Pesticides are another organic compound that is extensively utilized for protecting plants against pests, fungi and weeds. Residues of these toxic materials have critical environmental influences on aquatic ecosystems. They can be spread in groundwaters in various ways, such as spraying and dusting [20]. Atrazine is a type of pesticide that disrupts the hormonal activity of living organisms such as humans. The presence of some pesticides in water, even at low concentrations, results in death. The elimination of pesticides, therefore, is of great importance [21,22].
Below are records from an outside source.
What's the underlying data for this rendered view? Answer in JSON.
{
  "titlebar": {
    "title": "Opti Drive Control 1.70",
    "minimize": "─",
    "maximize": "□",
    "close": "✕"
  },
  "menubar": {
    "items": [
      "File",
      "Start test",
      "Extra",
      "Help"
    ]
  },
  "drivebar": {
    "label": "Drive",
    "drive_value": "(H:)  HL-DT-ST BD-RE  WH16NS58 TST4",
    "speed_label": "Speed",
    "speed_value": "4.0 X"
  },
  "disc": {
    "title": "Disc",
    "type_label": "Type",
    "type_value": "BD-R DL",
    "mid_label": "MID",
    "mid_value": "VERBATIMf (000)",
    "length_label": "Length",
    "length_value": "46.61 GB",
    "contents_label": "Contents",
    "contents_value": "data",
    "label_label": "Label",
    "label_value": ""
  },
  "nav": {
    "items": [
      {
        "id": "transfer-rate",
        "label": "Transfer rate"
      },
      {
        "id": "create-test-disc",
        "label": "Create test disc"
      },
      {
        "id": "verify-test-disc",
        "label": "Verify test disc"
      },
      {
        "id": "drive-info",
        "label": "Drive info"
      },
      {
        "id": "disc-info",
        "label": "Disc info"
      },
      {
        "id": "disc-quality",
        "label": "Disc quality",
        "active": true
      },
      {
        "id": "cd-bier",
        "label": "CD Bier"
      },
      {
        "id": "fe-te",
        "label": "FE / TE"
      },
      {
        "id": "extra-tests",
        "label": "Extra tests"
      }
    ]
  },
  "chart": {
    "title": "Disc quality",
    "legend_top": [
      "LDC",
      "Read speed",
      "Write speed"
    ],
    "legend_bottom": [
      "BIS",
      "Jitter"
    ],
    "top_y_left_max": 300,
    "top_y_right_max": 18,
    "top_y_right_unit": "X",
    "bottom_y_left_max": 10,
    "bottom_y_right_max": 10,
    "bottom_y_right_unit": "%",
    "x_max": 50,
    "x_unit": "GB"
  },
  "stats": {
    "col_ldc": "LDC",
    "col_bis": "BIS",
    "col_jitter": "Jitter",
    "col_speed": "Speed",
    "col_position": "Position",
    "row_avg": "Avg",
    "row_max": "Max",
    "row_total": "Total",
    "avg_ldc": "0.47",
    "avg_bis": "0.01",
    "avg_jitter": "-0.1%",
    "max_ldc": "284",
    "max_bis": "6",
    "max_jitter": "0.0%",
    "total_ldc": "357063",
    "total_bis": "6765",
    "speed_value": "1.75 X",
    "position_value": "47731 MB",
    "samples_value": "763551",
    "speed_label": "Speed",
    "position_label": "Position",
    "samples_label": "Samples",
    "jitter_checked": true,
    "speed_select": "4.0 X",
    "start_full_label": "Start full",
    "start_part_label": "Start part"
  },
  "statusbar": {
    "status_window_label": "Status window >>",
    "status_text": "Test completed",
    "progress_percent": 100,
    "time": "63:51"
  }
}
2.3. Other Organic Pollutants

Volatile organic hydrocarbons, such as phenol, benzene, toluene and aromatic compounds, are another kind of organic contaminant that is widely present in industrial wastewaters, such as refinery wastewater systems. The presence of toxic organic compounds such as aromatic hydrocarbon compounds in effluent has detrimental impacts on vomiting, the liver, the kidneys, the nervous system, nausea, cataracts, eye irritation and the lungs [23]. Another type of organic contaminant in wastewater is hydrocarbon compounds such as oil and gas condensate. This type of wastewater is called oil-in-water emulsion. Figure 2 shows an image of an oil/water emulsion. As shown, oil droplets with various sizes are dispersed in the continuous water phase [24].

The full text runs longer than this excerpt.